BlackBerry tablet gaffe: why Thorsten Heins should have kept schtum
Looking back at his remarks, it’s hard not to imagine a BlackBerry PR exec tearing their hair out as Thorsten Heins indulged himself in a takedown of the tablet market.
Quoth he: “In five years I don’t think there’ll be a reason to have a tablet anymore.
“Maybe a big screen in your workspace, but not a tablet as such. Tablets themselves are not a good business model.”
When BlackBerry finally managed to ease Jim Balsillie and Mike Lazaridis out of the door, surely staff in their media and comms team would have thought that the days of firefighting were over.
But alas, it seems Heins hasn’t learned the lesson of his predecessors.
Taken in isolation, Heins’ comments to Bloomberg look downright odd.
Tablet sales show no signs of letting up. The budget end of the market is booming and other players are finally giving Apple a run for their money.
Mind you, the iPad’s nigh-on 20 million sales in the first quarter of the year show Cupertino’s doing pretty well out of the apparently ailing market too.
Consider that the PC market is being battered by tablets and that users are demanding bigger screens to access content, and the idea that tablets will be a goner by 2018 is just plain weird.

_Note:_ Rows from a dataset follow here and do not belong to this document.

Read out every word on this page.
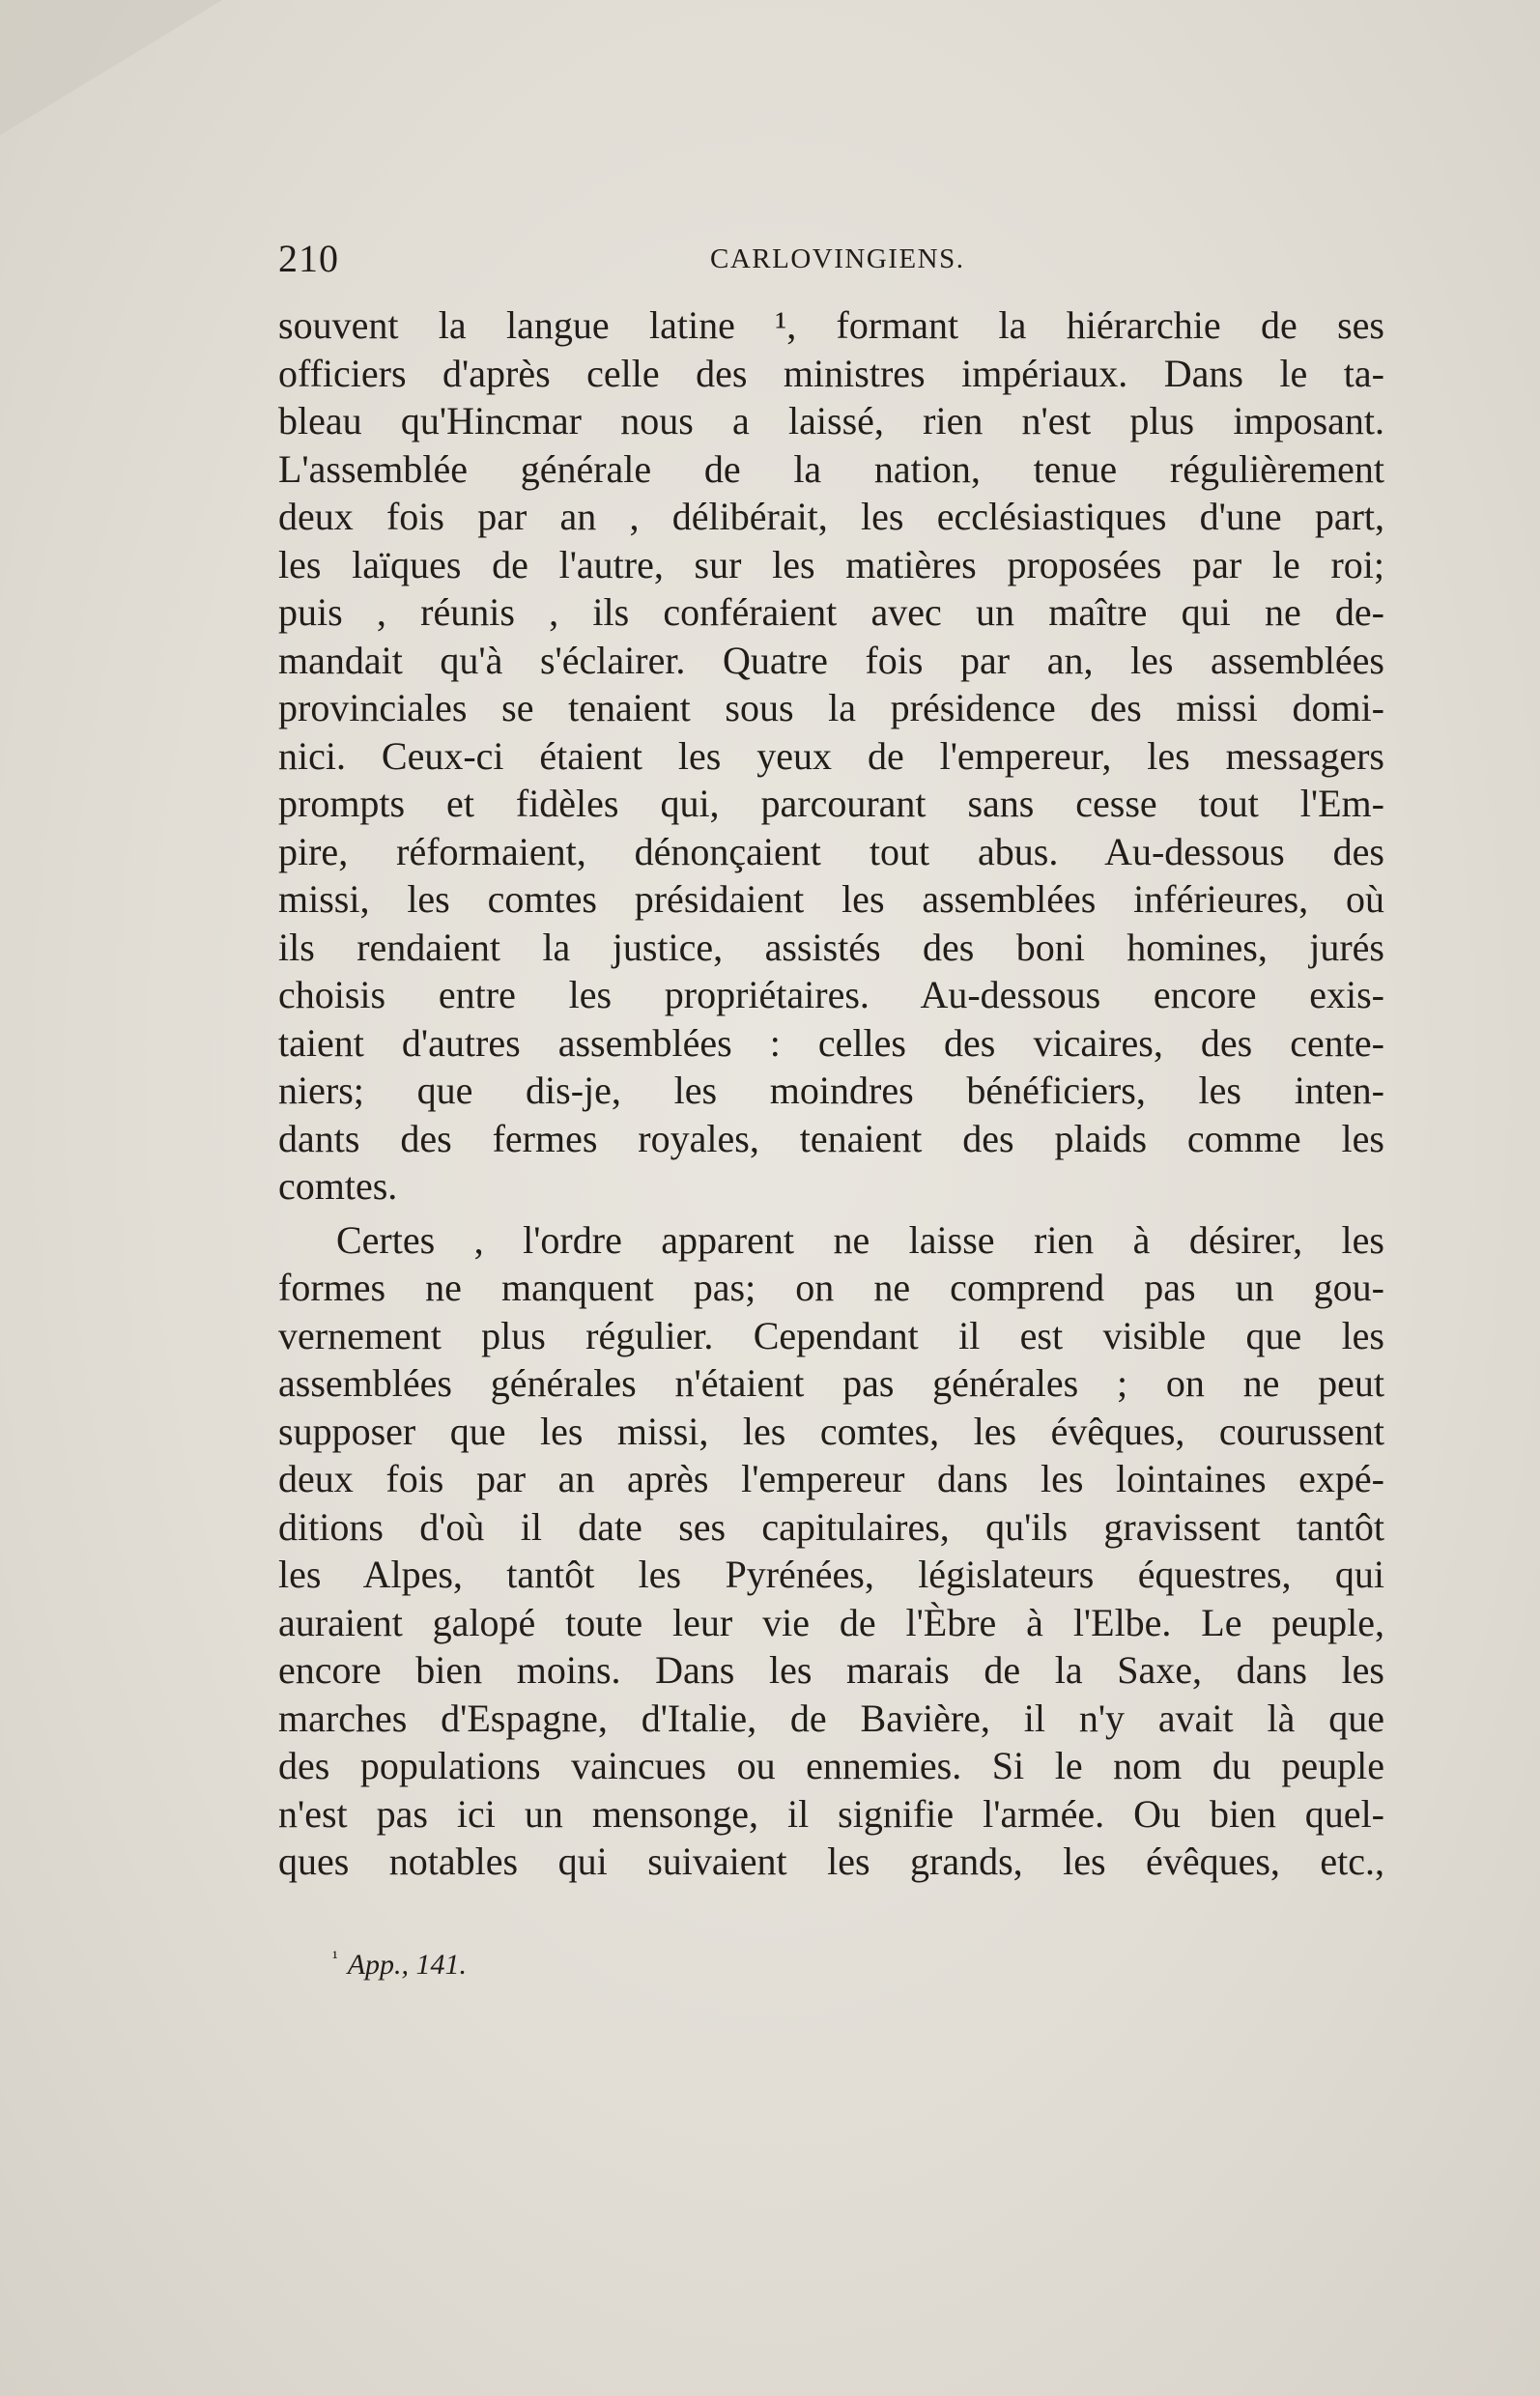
210	CARLOVINGIENS.
souvent la langue latine ¹, formant la hiérarchie de ses
officiers d'après celle des ministres impériaux. Dans le ta-
bleau qu'Hincmar nous a laissé, rien n'est plus imposant.
L'assemblée générale de la nation, tenue régulièrement
deux fois par an , délibérait, les ecclésiastiques d'une part,
les laïques de l'autre, sur les matières proposées par le roi;
puis , réunis , ils conféraient avec un maître qui ne de-
mandait qu'à s'éclairer. Quatre fois par an, les assemblées
provinciales se tenaient sous la présidence des missi domi-
nici. Ceux-ci étaient les yeux de l'empereur, les messagers
prompts et fidèles qui, parcourant sans cesse tout l'Em-
pire, réformaient, dénonçaient tout abus. Au-dessous des
missi, les comtes présidaient les assemblées inférieures, où
ils rendaient la justice, assistés des boni homines, jurés
choisis entre les propriétaires. Au-dessous encore exis-
taient d'autres assemblées : celles des vicaires, des cente-
niers; que dis-je, les moindres bénéficiers, les inten-
dants des fermes royales, tenaient des plaids comme les
comtes.
Certes , l'ordre apparent ne laisse rien à désirer, les
formes ne manquent pas; on ne comprend pas un gou-
vernement plus régulier. Cependant il est visible que les
assemblées générales n'étaient pas générales ; on ne peut
supposer que les missi, les comtes, les évêques, courussent
deux fois par an après l'empereur dans les lointaines expé-
ditions d'où il date ses capitulaires, qu'ils gravissent tantôt
les Alpes, tantôt les Pyrénées, législateurs équestres, qui
auraient galopé toute leur vie de l'Èbre à l'Elbe. Le peuple,
encore bien moins. Dans les marais de la Saxe, dans les
marches d'Espagne, d'Italie, de Bavière, il n'y avait là que
des populations vaincues ou ennemies. Si le nom du peuple
n'est pas ici un mensonge, il signifie l'armée. Ou bien quel-
ques notables qui suivaient les grands, les évêques, etc.,
$^{^1}$ App., 141.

Perhaps Heins meant that phablets would take up the slack. But just look at the demand for seven-inch slates like the iPad Mini, Google Nexus 7 and Kindle Fire HD.
People want more capacious displays for work and play and tablets fulfill that role perfectly.
Look at Heins’ remarks in the wider context, though, and you see a man heading a company that seems to think it’s made it back to the top.
The BlackBerry Z10 and Q10 have clearly been successful, selling better than hoped.
The company’s ambition is to be admired.
But making statements like this only serves to suggest that BlackBerry is still mired in the past, thinking it can dictate the terms of the market.
Those days ended when the iPhone arrived.
Heins seems only to want to dismiss tablets because BlackBerry has only ever released one and it was a total flop.
The PlayBook was the ultimate primer in how not to release a product: delayed endlessly, launched without complete software and lacking in decent apps.
It could have been so much more. In fact, a BlackBerry 10-based slate would probably do well.
In this post-PC world, a secure tablet would surely be the go-to piece of kit for corporations looking to save on IT costs but still offer full laptop functionality.
Now though, Heins’ remarks will follow him everywhere.
If BlackBerry does decide to release a new tablet, what will the reaction be? You can be certain his interview with Bloomberg will be the first thing on everyone’s minds.